“There Is A Unique Relationship Between Figural Imagery And Ideas In Hindu Art.”

by Deepika Ahlawat - Feb 9, 2018 02:00 PM +05:30 IST
“There Is A Unique Relationship Between Figural Imagery And Ideas In Hindu Art.”Dr Heather Elgood
  • In an interview with Swarajya, Dr Heather Elgood shares her views on how Asian art is collected, viewed, perceived and conserved across the globe.

Dr Heather Elgood is course director, Post-Graduate Diploma in Asian Art, Department of History, Art and Archaeology, School of Oriental and African Studies (SOAS), University of London. She was awarded an MBE in 2015 for “Services to Higher Education and the Arts”.

Dr Elgood’s course at SOAS is an object-based study of the arts of Asia, with students who come from diverse academic and professional backgrounds, getting access to reserve collections at the British Museum and the Victoria and Albert Museum.

SOAS occupies a strange place in colonial and postcolonial spaces, having been established in 1916 with the purpose of studying the Empire to be able to govern it better. It has gradually become a site of postcolonial discourse that now seeks to decolonise histories of lands, objects, stories and people. Most recently, this debate occupied media attention in the United Kingdom, when students at SOAS asked for “white” philosophers like Plato, Kant and Descartes to be dropped from the university’s syllabi.

Dr Elgood’s course has created a postcolonial, highly international corpus of graduates, who now occupy influential positions in the art world. She plays a nodal role in how Asian art is collected, viewed, perceived and conserved across the globe.

In conversation with Deepika Ahlawat, she shares her views on the subject. Excerpts:

How would you describe the work you do?

I work at SOAS, University of London. I am Course Director of the Postgraduate Diploma in Asian art. I am also a specialist and lecture on Indian temples, sculpture and manuscript painting.

What got you interested in art, particularly, Indian art?

I started with an interest in painted manuscripts. This led me to study Mughal painting and to visit India to study the collections and libraries in the research for PhD. From this exposure to India, I grew to love and be fascinated by the culture and the religious art and architecture. It is rare to find a culture where there is, still, a living relevance of mythology and iconography. There is a unique relationship between figural imagery and ideas in Hindu art. This has fascinated me and made the study infinitely enriching.

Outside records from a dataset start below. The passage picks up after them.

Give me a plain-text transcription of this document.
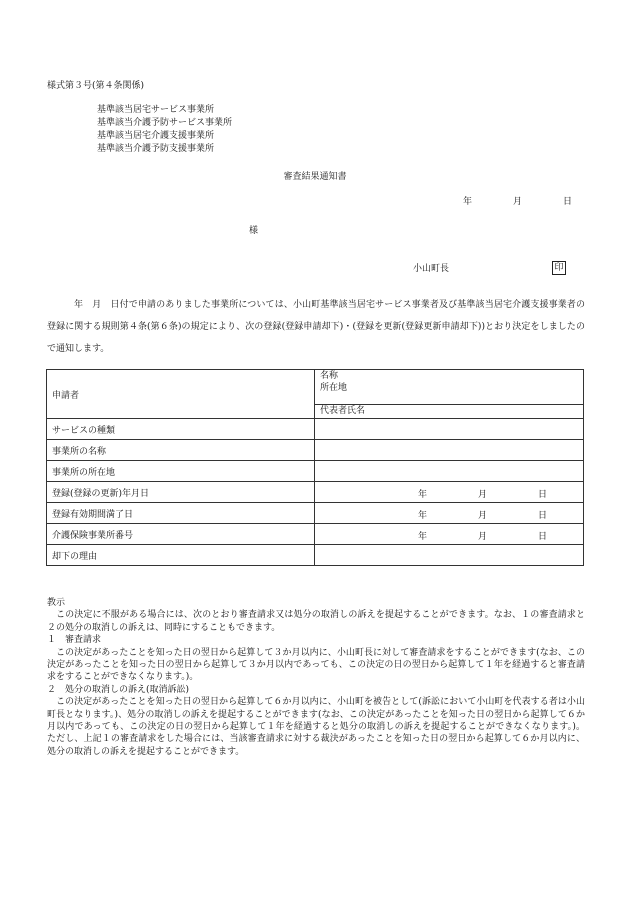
様式第３号(第４条関係)
基準該当居宅サービス事業所
基準該当介護予防サービス事業所
基準該当居宅介護支援事業所
基準該当介護予防支援事業所
審査結果通知書
年	月	日
様
小山町長	印
年　月　日付で申請のありました事業所については、小山町基準該当居宅サービス事業者及び基準該当居宅介護支援事業者の登録に関する規則第４条(第６条)の規定により、次の登録(登録申請却下)・(登録を更新(登録更新申請却下))とおり決定をしましたので通知します。
申請者	名称
所在地
代表者氏名

サービスの種類	
事業所の名称	
事業所の所在地	
登録(登録の更新)年月日	年 月 日

登録有効期間満了日	年 月 日

介護保険事業所番号	年 月 日

却下の理由	

教示

この決定に不服がある場合には、次のとおり審査請求又は処分の取消しの訴えを提起することができます。なお、１の審査請求と２の処分の取消しの訴えは、同時にすることもできます。

１　審査請求

この決定があったことを知った日の翌日から起算して３か月以内に、小山町長に対して審査請求をすることができます(なお、この決定があったことを知った日の翌日から起算して３か月以内であっても、この決定の日の翌日から起算して１年を経過すると審査請求をすることができなくなります。)。

２　処分の取消しの訴え(取消訴訟)

この決定があったことを知った日の翌日から起算して６か月以内に、小山町を被告として(訴訟において小山町を代表する者は小山町長となります。)、処分の取消しの訴えを提起することができます(なお、この決定があったことを知った日の翌日から起算して６か月以内であっても、この決定の日の翌日から起算して１年を経過すると処分の取消しの訴えを提起することができなくなります。)。ただし、上記１の審査請求をした場合には、当該審査請求に対する裁決があったことを知った日の翌日から起算して６か月以内に、処分の取消しの訴えを提起することができます。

What are the opportunities and challenges for Indian art, now and in the near future?

There is a growing interest in contemporary art, which has, in my view, sidetracked the study of the ancient art and architecture of India. It is not only simpler but more commercially viable to trade in contemporary art in modern India. This is disappointing and will prevent the continuance of live craft traditions seen in block printing and other areas of the craft. I hope that India supports its museums as a vital part of its heritage and with respect for its history and cultural identity.

Would you describe art/heritage as a public or private matter?

I think art/heritage has, in the past, been both. It was a matter of intimate royal or court patronage in the context of the Indian rulers; however, it has also been of public concern in the construction and worship of lay devotees in the great temples of India. Art/heritage should continue to act in both a public and private capacity. Its purpose in the past was efficacious with a direct relationship with ritual practice in the context of the temple, and a private intimate art in the Hindu illustrated texts. The idea of art as decorative is a recent phenomenon in interior design or in the public municipal architectural sense.

What is your favourite piece/object from your collections/studies and why?

This is one of the large panels of cave three at Badami in Karnataka. This iconographic programme consists of a number of gigantic scenes showing forms of Vishnu. One of these is an impressive figure of the avatar – Vamana, the dwarf. It shows the full, fleshy rounded forms derived from the early Gupta classical style. The panel reveals a vital group of figures emerging from the rock face. It also tells a story with remarkable attention to detail.

Vishnu as Vamana, The Dwarf Avatar
Vishnu as Vamana, The Dwarf Avatar

It is full of imminent movement and Vishnu striding forth as the dwarf becomes a giant as his footstep towers above the secular figures beneath him. This sculpture emanates power, not only on a human muscular level, but also can be read for its symbolic iconography. It is done at a time when the figures of the deities are depicted with a degree of realism before the ninth century-eleventh century in North India, when they become stylised and more abstracted.